Only 85 studies (5192 participants) provided some kind of safety data, mostly only for the intervention groups. No adverse events (AEs) occurred in 40 studies and no serious AEs occurred in four studies. AEs occurred in 28 studies. The most frequently reported events were falls (18 studies) and pain (10 studies). The evidence is very uncertain about the effect of physical exercise on the risk of adverse events (very low confidence).
Across outcomes, we observed little evidence of differences between exercise types.
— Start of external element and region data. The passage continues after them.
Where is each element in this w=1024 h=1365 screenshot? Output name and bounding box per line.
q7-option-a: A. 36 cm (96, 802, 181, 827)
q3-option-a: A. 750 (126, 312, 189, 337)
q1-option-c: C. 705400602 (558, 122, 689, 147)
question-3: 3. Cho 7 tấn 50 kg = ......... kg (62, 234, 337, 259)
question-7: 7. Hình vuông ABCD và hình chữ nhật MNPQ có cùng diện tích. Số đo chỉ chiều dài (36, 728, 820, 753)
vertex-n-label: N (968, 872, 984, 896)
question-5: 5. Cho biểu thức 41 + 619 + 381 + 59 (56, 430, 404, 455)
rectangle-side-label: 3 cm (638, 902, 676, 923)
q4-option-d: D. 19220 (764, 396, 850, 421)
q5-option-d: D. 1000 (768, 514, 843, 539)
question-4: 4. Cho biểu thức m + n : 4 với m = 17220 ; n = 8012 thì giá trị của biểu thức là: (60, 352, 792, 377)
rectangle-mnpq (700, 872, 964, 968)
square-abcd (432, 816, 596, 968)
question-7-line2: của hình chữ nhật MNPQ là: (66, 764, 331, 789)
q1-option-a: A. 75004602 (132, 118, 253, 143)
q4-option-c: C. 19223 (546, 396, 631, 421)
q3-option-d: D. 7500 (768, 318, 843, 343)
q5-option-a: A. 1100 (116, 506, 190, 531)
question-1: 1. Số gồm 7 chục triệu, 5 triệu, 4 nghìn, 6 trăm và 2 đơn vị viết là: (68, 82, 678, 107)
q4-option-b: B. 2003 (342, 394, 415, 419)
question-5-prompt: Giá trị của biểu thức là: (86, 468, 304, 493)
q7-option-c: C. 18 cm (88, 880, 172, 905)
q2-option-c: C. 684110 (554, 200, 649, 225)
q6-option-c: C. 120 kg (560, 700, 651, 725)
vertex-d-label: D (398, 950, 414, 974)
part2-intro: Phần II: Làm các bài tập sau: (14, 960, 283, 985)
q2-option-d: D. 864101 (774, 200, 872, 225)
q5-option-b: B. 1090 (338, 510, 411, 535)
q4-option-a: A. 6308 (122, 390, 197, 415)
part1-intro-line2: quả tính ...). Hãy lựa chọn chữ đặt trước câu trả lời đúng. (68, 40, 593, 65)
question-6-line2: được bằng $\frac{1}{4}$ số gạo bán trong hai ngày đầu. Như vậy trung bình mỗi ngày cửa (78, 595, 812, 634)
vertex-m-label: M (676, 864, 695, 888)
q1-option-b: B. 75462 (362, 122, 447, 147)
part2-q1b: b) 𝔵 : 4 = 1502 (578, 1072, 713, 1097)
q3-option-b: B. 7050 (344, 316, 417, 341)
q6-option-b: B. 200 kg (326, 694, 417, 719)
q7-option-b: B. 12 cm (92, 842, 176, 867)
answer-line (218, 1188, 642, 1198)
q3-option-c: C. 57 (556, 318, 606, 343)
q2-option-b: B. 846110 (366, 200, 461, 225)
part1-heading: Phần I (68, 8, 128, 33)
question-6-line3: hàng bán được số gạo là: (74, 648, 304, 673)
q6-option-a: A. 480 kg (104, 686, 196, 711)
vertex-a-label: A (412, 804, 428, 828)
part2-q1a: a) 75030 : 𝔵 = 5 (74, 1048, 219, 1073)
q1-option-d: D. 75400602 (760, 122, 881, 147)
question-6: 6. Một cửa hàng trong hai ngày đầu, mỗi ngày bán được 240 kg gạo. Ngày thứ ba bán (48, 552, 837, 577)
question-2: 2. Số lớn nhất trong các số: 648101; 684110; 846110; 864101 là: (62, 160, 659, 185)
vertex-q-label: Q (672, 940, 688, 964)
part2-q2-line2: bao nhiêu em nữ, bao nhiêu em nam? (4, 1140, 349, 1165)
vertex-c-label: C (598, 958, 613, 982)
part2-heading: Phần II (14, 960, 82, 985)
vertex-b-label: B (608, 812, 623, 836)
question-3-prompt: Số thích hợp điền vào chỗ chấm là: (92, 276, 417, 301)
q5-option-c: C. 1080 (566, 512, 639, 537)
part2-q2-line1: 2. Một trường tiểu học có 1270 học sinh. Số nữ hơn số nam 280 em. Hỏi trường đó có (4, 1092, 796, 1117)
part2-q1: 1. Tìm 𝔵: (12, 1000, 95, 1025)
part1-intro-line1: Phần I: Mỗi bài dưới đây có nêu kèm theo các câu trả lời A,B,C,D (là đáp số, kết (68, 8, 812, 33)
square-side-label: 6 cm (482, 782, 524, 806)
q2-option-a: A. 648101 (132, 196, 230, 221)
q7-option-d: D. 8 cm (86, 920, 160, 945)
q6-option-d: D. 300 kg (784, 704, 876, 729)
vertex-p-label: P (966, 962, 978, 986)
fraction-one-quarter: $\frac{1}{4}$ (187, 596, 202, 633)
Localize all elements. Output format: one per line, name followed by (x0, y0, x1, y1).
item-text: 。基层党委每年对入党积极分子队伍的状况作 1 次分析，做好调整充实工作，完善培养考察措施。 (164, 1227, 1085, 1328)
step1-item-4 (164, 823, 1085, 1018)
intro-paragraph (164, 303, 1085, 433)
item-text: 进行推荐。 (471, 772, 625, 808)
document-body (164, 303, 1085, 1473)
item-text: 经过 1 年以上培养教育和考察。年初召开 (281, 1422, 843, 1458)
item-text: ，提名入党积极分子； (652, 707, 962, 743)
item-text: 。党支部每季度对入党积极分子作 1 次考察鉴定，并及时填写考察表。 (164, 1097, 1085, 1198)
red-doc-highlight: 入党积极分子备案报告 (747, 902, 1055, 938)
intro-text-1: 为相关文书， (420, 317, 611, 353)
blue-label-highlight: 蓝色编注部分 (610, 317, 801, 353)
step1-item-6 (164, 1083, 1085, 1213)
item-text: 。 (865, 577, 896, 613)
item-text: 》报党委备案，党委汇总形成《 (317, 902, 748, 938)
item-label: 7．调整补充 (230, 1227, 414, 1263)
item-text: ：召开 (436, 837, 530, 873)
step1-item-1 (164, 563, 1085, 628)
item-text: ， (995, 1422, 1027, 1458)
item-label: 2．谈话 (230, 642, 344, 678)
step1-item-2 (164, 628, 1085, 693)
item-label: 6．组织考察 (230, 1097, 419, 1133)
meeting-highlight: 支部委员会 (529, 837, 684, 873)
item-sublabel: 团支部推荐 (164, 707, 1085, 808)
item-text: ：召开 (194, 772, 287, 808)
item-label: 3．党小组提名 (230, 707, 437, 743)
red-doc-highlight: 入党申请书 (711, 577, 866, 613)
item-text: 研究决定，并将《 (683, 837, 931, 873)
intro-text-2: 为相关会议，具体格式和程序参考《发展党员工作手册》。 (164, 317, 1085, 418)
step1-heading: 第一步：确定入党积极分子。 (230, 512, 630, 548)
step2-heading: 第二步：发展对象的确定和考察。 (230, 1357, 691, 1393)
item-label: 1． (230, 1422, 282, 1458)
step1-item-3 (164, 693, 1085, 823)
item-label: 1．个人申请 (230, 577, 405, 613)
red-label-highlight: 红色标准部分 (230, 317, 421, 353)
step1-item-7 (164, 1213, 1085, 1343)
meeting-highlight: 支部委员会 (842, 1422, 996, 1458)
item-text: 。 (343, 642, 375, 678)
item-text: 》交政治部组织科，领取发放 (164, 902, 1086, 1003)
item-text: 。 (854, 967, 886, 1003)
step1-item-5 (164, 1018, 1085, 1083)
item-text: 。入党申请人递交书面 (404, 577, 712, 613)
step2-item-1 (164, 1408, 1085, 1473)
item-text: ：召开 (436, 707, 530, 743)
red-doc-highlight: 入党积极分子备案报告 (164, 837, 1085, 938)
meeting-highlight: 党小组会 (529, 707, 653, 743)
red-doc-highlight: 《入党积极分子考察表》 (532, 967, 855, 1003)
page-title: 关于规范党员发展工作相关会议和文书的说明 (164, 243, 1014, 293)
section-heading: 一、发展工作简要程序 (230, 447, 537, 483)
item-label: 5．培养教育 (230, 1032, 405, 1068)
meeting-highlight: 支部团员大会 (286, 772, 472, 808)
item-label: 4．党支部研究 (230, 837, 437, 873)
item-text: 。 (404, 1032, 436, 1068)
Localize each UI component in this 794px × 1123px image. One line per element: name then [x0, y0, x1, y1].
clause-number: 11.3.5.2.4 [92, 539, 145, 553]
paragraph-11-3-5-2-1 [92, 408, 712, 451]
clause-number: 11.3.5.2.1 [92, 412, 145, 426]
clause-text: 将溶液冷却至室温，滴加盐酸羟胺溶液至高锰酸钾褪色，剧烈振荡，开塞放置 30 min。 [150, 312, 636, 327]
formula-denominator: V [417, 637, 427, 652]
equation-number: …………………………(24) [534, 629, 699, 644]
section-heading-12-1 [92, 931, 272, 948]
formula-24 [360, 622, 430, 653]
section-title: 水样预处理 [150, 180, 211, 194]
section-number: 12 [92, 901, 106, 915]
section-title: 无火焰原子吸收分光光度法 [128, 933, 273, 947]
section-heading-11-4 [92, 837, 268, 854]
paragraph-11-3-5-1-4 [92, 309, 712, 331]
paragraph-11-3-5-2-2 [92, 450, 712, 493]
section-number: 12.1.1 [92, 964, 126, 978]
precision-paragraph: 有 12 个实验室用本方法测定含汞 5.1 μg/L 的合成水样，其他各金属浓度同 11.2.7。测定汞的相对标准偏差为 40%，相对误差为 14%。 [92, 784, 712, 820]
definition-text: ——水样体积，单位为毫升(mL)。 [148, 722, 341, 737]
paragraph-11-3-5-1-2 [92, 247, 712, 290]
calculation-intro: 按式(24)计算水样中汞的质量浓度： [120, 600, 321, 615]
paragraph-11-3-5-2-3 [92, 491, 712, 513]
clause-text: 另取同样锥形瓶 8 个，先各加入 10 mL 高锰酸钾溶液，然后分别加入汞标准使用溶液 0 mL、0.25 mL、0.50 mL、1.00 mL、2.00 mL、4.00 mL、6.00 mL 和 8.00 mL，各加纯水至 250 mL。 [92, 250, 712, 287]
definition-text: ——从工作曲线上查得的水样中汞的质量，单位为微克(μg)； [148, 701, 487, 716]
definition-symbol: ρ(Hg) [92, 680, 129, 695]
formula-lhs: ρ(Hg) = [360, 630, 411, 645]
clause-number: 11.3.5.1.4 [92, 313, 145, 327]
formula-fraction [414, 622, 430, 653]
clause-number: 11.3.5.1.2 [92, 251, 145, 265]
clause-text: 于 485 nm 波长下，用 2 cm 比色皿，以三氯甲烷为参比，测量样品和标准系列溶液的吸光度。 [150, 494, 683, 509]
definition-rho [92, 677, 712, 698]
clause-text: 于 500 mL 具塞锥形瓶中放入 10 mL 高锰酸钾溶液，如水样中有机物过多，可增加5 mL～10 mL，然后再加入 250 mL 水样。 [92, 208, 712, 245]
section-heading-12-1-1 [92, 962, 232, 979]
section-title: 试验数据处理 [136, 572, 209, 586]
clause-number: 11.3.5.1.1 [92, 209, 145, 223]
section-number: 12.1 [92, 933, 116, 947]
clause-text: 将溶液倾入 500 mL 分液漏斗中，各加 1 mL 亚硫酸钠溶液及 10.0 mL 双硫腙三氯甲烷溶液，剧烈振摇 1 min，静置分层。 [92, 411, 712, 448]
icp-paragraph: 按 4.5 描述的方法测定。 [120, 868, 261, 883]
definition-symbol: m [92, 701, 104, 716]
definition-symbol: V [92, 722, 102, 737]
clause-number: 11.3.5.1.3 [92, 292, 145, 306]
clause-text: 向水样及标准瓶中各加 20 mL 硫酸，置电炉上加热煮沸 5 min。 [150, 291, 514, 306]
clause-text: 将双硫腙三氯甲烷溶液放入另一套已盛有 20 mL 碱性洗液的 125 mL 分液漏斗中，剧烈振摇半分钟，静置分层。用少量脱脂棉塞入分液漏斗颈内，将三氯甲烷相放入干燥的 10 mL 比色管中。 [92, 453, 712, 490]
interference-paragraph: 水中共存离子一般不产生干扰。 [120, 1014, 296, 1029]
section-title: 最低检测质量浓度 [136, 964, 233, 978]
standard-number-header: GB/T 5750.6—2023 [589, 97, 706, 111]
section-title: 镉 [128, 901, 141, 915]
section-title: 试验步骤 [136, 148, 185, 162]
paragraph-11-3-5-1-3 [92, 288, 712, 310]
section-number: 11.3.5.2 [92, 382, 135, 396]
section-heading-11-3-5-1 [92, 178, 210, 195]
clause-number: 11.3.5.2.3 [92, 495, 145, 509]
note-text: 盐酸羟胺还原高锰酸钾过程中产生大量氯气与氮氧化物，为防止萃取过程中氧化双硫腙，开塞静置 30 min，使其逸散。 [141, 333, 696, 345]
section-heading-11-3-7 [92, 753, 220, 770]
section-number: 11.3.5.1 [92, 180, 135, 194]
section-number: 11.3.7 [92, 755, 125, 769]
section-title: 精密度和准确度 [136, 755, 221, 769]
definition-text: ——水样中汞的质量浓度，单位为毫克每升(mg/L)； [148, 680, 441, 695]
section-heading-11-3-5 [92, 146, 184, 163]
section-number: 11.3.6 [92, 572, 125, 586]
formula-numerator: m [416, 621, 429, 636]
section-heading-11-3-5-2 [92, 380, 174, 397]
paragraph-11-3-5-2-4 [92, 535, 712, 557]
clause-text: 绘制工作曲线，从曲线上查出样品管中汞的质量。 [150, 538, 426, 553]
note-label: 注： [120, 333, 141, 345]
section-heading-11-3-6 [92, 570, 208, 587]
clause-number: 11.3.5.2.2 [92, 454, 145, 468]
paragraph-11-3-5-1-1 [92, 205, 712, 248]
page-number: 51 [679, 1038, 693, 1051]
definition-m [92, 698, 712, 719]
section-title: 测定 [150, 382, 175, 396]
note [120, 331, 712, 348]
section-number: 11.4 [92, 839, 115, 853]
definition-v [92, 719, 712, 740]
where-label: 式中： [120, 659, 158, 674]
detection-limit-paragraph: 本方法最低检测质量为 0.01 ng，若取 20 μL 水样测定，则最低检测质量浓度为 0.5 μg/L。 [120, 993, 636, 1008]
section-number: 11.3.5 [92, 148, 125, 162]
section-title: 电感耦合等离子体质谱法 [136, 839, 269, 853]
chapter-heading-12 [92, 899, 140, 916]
We found evidence of beneficial effects on the severity of motor signs and QoL for most types of physical exercise for people with PD included in this review, but little evidence of differences between these interventions. Thus, our review highlights the importance of physical exercise regarding our primary outcomes severity of motor signs and QoL, while the exact exercise type might be secondary. Notably, this conclusion is consistent with the possibility that specific motor symptoms may be treated most effectively by PD‐specific programs. Although the evidence is very uncertain about the effect of exercise on the risk of adverse events, the interventions included in our review were described as relatively safe. Larger, well‐conducted studies are needed to increase confidence in the evidence. Additional studies recruiting people with advanced disease severity and cognitive impairment might help extend the generalizability of our findings to a broader range of people with PD.